After some additional training, it is my intention to make the recognition files freely available to scholars and researchers.

Tibetan-Sanskrit Lexicons

While many key dictionaries for Sanskrit and Tibetan have been published over the past 150 years, migration of these resources into an electronic environment has been slow.

Working in conjunction with Robert Chilton of the Asian Classics Input Project (ACIP), I have been working on processing one of these resources, Lokesh Chandra's Tibetan-Sanskrit Dictionary, for import into an electronic lexicon for both general reference purposes and the refinement of a larger Tibetan Machine Translation lexicon (a subset of this data has been published in: A Tibetan Verb Lexicon).

Lokesh Chandra's original dictionary has been scanned, and also electronically keyed by ACIP staff.

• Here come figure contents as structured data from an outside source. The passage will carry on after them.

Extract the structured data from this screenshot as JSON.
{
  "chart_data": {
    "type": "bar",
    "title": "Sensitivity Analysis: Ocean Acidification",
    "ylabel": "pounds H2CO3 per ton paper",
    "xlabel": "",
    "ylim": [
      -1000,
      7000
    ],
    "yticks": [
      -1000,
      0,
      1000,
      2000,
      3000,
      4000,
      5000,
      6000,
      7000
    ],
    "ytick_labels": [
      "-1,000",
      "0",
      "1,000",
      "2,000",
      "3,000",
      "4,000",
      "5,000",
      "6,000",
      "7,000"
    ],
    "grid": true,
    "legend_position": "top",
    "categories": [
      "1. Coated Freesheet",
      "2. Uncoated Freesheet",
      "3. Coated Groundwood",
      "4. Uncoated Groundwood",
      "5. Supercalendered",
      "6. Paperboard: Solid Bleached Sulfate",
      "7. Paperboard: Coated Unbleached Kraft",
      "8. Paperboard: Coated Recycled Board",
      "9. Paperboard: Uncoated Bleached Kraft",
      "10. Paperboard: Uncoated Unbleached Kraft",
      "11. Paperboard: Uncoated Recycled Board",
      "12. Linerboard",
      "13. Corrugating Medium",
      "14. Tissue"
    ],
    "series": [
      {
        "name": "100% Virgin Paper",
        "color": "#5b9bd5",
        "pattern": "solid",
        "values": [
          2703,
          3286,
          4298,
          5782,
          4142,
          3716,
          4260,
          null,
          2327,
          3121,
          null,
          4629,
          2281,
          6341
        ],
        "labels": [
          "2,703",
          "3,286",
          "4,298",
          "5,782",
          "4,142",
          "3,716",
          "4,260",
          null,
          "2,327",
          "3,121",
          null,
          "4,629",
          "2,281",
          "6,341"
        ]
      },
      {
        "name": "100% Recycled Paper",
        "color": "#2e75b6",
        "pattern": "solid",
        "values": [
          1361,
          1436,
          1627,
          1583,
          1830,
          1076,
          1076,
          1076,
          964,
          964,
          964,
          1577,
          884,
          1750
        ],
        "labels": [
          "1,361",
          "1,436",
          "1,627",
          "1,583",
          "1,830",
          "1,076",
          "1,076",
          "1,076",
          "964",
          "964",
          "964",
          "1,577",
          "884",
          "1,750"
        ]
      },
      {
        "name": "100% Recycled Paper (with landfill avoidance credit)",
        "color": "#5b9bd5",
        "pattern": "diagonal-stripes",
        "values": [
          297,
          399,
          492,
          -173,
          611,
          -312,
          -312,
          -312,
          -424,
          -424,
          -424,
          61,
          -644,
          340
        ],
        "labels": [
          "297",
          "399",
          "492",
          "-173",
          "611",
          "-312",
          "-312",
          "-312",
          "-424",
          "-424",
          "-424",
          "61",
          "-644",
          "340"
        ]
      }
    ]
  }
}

I have written a series of post-processing programs to automatically tag the dictionary for importing into a database. Although this work is on-going, a preliminary sample of the resulting data is given below:

  <entry>
    <headword>KA</headword>
  </entry>
         
  <entry>
    <headword>KA</headword>
    <sense>
      <term lang="skt" scr="rom-dev">stambha</term>
      <term lang="skt" scr="rom-tib">STAM BHA</term>
      <citation>
        <citeRef>bo.ca.5.40kha</citeRef>
      </citation>
    </sense>
  </entry>
         
  <entry>
    <headword>KA KA</headword>
    <altheadword>K'A KA</altheadword>
    <sense>
      <term lang="skt" scr="rom-dev">ka#ka</term>
      <term lang="skt" scr="rom-tib">K'A KA</term>
      <citation>
        <citeRef>s*a.da#</citeRef>
      </citation>
    </sense>
  </entry>
         
  <entry>
    <headword>KA KA NI</headword>
    <sense>
      <senseNo>1</senseNo>
      <term lang="skt" scr="rom-dev">kapardaka</term>
      <term lang="skt" scr="rom-tib">KA PAR DA KA</term>
      <citation>
        <citeRef>s*a.da#</citeRef>
      </citation>
    </sense>
    <sense>
      <senseNo>2</senseNo>
      <term lang="skt" scr="rom-dev">ka#kan%i</term>
      <term lang="skt" scr="rom-tib">K'A KA nI</term>
      <citation>
        <citeRef>ma.vyu.9375</citeRef>
      </citation>
      <term lang="skt" scr="rom-dev">ka#kin%i#</term>
      <term lang="skt" scr="rom-tib">K'A KI n'I</term>
      <citation>
        <citeRef>s*a.da#</citeRef>
      </citation>
    </sense>
  </entry>
         

Having secured distribution rights from Lokesh Chandra, it is the intention of ACIP to distribute this data (in both romanization and Unicode script) for the benefit of the research community.